Peacemaking and North Korea's Nuclear Ambitions

TUE, OCT 17, 2006 (1:30:25)

Marion Creekmore presents insight into President Carter's intervention in the 1994 North Korea nuclear crisis, which averted a war and produced lessons for dealing with rogue regimes today. Dr. Creekmore is joined by former President Carter and former US Ambassador to South Korea James Laney in a revealing conversation about North Korea.

+ BIO: Marion Creekmore

In 1993 Dr. Creekmore was appointed to the joint position of program director of The Carter Center and vice provost for international affairs at Emory, a position he held until 1996. While at The Carter Center, he coordinated many of the international activities of former US President Jimmy Carter. From 1996 to 2000 he served as Emory's vice provost for international affairs and director of the Claus M. Halle Institute for Global Learning.

A career American diplomat from 1965-1993, Dr. Creekmore served as US Ambassador to Sri Lanka and Republic of Maldives from 1989 to 1992. Other overseas postings included South Africa, Ghana, Germany, and India; in New Delhi he held the position of deputy chief of mission.

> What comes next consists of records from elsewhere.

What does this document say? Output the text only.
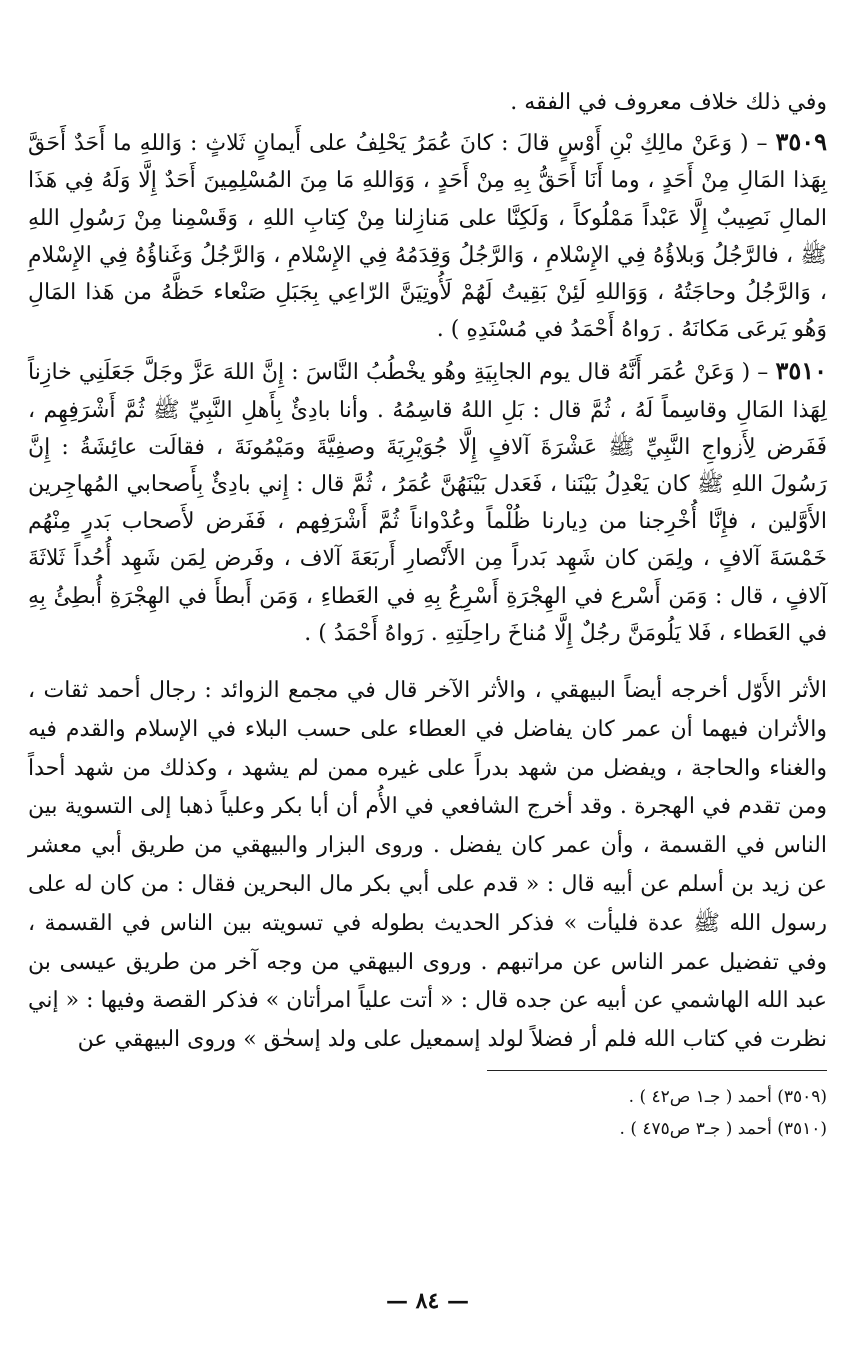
وفي ذلك خلاف معروف في الفقه .

٣٥٠٩ – ( وَعَنْ مالِكِ بْنِ أَوْسٍ قالَ : كانَ عُمَرُ يَحْلِفُ على أَيمانٍ ثَلاثٍ : وَاللهِ ما أَحَدٌ أَحَقَّ بِهَذا المَالِ مِنْ أَحَدٍ ، وما أَنَا أَحَقُّ بِهِ مِنْ أَحَدٍ ، وَوَاللهِ مَا مِنَ المُسْلِمِينَ أَحَدٌ إِلَّا وَلَهُ فِي هَذَا المالِ نَصِيبٌ إِلَّا عَبْداً مَمْلُوكاً ، وَلَكِنَّا على مَنازِلنا مِنْ كِتابِ اللهِ ، وَقَسْمِنا مِنْ رَسُولِ اللهِ ﷺ ، فالرَّجُلُ وَبلاؤُهُ فِي الإِسْلامِ ، وَالرَّجُلُ وَقِدَمُهُ فِي الإِسْلامِ ، وَالرَّجُلُ وَغَناؤُهُ فِي الإِسْلامِ ، وَالرَّجُلُ وحاجَتُهُ ، وَوَاللهِ لَئِنْ بَقِيتُ لَهُمْ لَأُوتِيَنَّ الرّاعِي بِجَبَلِ صَنْعاء حَظَّهُ من هَذا المَالِ وَهُو يَرعَى مَكانَهُ . رَواهُ أَحْمَدُ في مُسْنَدِهِ ) .

٣٥١٠ – ( وَعَنْ عُمَر أَنَّهُ قال يوم الجابِيَةِ وهُو يخْطُبُ النَّاسَ : إِنَّ اللهَ عَزَّ وجَلَّ جَعَلَنِي خازِناً لِهَذا المَالِ وقاسِماً لَهُ ، ثُمَّ قال : بَلِ اللهُ قاسِمُهُ . وأنا بادِئٌ بِأَهلِ النَّبِيِّ ﷺ ثُمَّ أَشْرَفِهِم ، فَفَرض لِأَزواجِ النَّبِيِّ ﷺ عَشْرَةَ آلافٍ إِلَّا جُوَيْرِيَةَ وصفِيَّةَ ومَيْمُونَةَ ، فقالَت عائِشَةُ : إِنَّ رَسُولَ اللهِ ﷺ كان يَعْدِلُ بَيْنَنا ، فَعَدل بَيْنَهُنَّ عُمَرُ ، ثُمَّ قال : إِني بادِئٌ بِأَصحابي المُهاجِرين الأَوَّلين ، فإِنَّا أُخْرِجنا من دِيارنا ظُلْماً وعُدْواناً ثُمَّ أَشْرَفِهم ، فَفَرض لأَصحاب بَدرٍ مِنْهُم خَمْسَةَ آلافٍ ، ولِمَن كان شَهِد بَدراً مِن الأَنْصارِ أَربَعَةَ آلاف ، وفَرض لِمَن شَهِد أُحُداً ثَلاثَةَ آلافٍ ، قال : وَمَن أَسْرع في الهِجْرَةِ أَسْرِعُ بِهِ في العَطاءِ ، وَمَن أَبطأَ في الهِجْرَةِ أُبطِئُ بِهِ في العَطاء ، فَلا يَلُومَنَّ رجُلٌ إِلَّا مُناخَ راحِلَتِهِ . رَواهُ أَحْمَدُ ) .

الأثر الأَوّل أخرجه أيضاً البيهقي ، والأثر الآخر قال في مجمع الزوائد : رجال أحمد ثقات ، والأثران فيهما أن عمر كان يفاضل في العطاء على حسب البلاء في الإسلام والقدم فيه والغناء والحاجة ، ويفضل من شهد بدراً على غيره ممن لم يشهد ، وكذلك من شهد أحداً ومن تقدم في الهجرة . وقد أخرج الشافعي في الأُم أن أبا بكر وعلياً ذهبا إلى التسوية بين الناس في القسمة ، وأن عمر كان يفضل . وروى البزار والبيهقي من طريق أبي معشر عن زيد بن أسلم عن أبيه قال : « قدم على أبي بكر مال البحرين فقال : من كان له على رسول الله ﷺ عدة فليأت » فذكر الحديث بطوله في تسويته بين الناس في القسمة ، وفي تفضيل عمر الناس عن مراتبهم . وروى البيهقي من وجه آخر من طريق عيسى بن عبد الله الهاشمي عن أبيه عن جده قال : « أتت علياً امرأتان » فذكر القصة وفيها : « إني نظرت في كتاب الله فلم أر فضلاً لولد إسمعيل على ولد إسحٰق » وروى البيهقي عن

(٣٥٠٩) أحمد ( جـ١ ص٤٢ ) .
(٣٥١٠) أحمد ( جـ٣ ص٤٧٥ ) .
— ٨٤ —
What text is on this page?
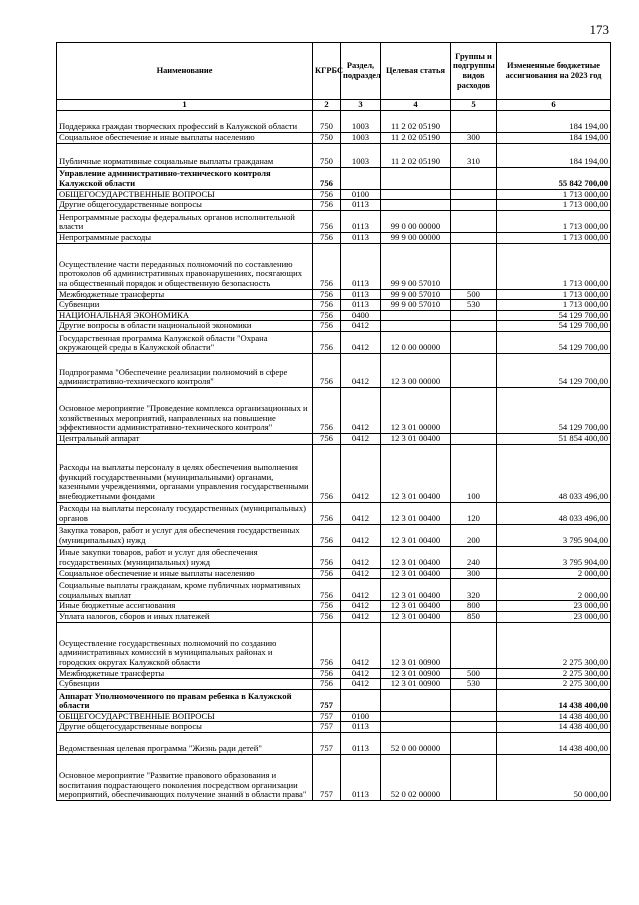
173
Наименование	КГРБС	Раздел, подраздел	Целевая статья	Группы и подгруппы видов расходов	Измененные бюджетные ассигнования на 2023 год
1	2	3	4	5	6
Поддержка граждан творческих профессий в Калужской области	750	1003	11 2 02 05190		184 194,00
Социальное обеспечение и иные выплаты населению	750	1003	11 2 02 05190	300	184 194,00
Публичные нормативные социальные выплаты гражданам	750	1003	11 2 02 05190	310	184 194,00
Управление административно-технического контроля Калужской области	756				55 842 700,00
ОБЩЕГОСУДАРСТВЕННЫЕ ВОПРОСЫ	756	0100			1 713 000,00
Другие общегосударственные вопросы	756	0113			1 713 000,00
Непрограммные расходы федеральных органов исполнительной власти	756	0113	99 0 00 00000		1 713 000,00
Непрограммные расходы	756	0113	99 9 00 00000		1 713 000,00
Осуществление части переданных полномочий по составлению протоколов об административных правонарушениях, посягающих на общественный порядок и общественную безопасность	756	0113	99 9 00 57010		1 713 000,00
Межбюджетные трансферты	756	0113	99 9 00 57010	500	1 713 000,00
Субвенции	756	0113	99 9 00 57010	530	1 713 000,00
НАЦИОНАЛЬНАЯ ЭКОНОМИКА	756	0400			54 129 700,00
Другие вопросы в области национальной экономики	756	0412			54 129 700,00
Государственная программа Калужской области "Охрана окружающей среды в Калужской области"	756	0412	12 0 00 00000		54 129 700,00
Подпрограмма "Обеспечение реализации полномочий в сфере административно-технического контроля"	756	0412	12 3 00 00000		54 129 700,00
Основное мероприятие "Проведение комплекса организационных и хозяйственных мероприятий, направленных на повышение эффективности административно-технического контроля"	756	0412	12 3 01 00000		54 129 700,00
Центральный аппарат	756	0412	12 3 01 00400		51 854 400,00
Расходы на выплаты персоналу в целях обеспечения выполнения функций государственными (муниципальными) органами, казенными учреждениями, органами управления государственными внебюджетными фондами	756	0412	12 3 01 00400	100	48 033 496,00
Расходы на выплаты персоналу государственных (муниципальных) органов	756	0412	12 3 01 00400	120	48 033 496,00
Закупка товаров, работ и услуг для обеспечения государственных (муниципальных) нужд	756	0412	12 3 01 00400	200	3 795 904,00
Иные закупки товаров, работ и услуг для обеспечения государственных (муниципальных) нужд	756	0412	12 3 01 00400	240	3 795 904,00
Социальное обеспечение и иные выплаты населению	756	0412	12 3 01 00400	300	2 000,00
Социальные выплаты гражданам, кроме публичных нормативных социальных выплат	756	0412	12 3 01 00400	320	2 000,00
Иные бюджетные ассигнования	756	0412	12 3 01 00400	800	23 000,00
Уплата налогов, сборов и иных платежей	756	0412	12 3 01 00400	850	23 000,00
Осуществление государственных полномочий по созданию административных комиссий в муниципальных районах и городских округах Калужской области	756	0412	12 3 01 00900		2 275 300,00
Межбюджетные трансферты	756	0412	12 3 01 00900	500	2 275 300,00
Субвенции	756	0412	12 3 01 00900	530	2 275 300,00
Аппарат Уполномоченного по правам ребенка в Калужской области	757				14 438 400,00
ОБЩЕГОСУДАРСТВЕННЫЕ ВОПРОСЫ	757	0100			14 438 400,00
Другие общегосударственные вопросы	757	0113			14 438 400,00
Ведомственная целевая программа "Жизнь ради детей"	757	0113	52 0 00 00000		14 438 400,00
Основное мероприятие "Развитие правового образования и воспитания подрастающего поколения посредством организации мероприятий, обеспечивающих получение знаний в области права"	757	0113	52 0 02 00000		50 000,00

Ambassador Creekmore's policy assignments in the US State Department in Washington included deputy assistant secretary of state for international organizations affairs; deputy director of the secretary of state's policy planning staff, and deputy assistant secretary of state for Near Eastern and South Asian affairs; and deputy Afghan coordinator.

A native of Tennessee, Dr. Creekmore received a BA degree from Vanderbilt University, and a MA. and PhD degrees from Tulane University.

+ BIO: Jimmy Carter

Jimmy Carter was the 39th US President. Significant foreign policy accomplishments of his administration included the Panama Canal treaties, the Camp David Accords, the treaty of peace between Egypt and Israel, the SALT II treaty with the Soviet Union, and the establishment of US diplomatic relations with the People's Republic of China. He championed human rights throughout the world. On the domestic side, the administration's achievements included a comprehensive energy program conducted by a new Department of Energy and major environmental protection legislation, including the Alaska National Interest Lands Conservation Act. In 1982, he founded The Carter Center. Carter Center fellows, associates, and staff join with President Carter in efforts to resolve conflict, promote democracy, protect human rights, and prevent disease and other afflictions. On December 10, 2002, the Norwegian Nobel Committee awarded the Nobel Peace Prize to Carter "for his decades of untiring effort to find peaceful solutions to international conflicts, to advance democracy and human rights, and to promote economic and social development."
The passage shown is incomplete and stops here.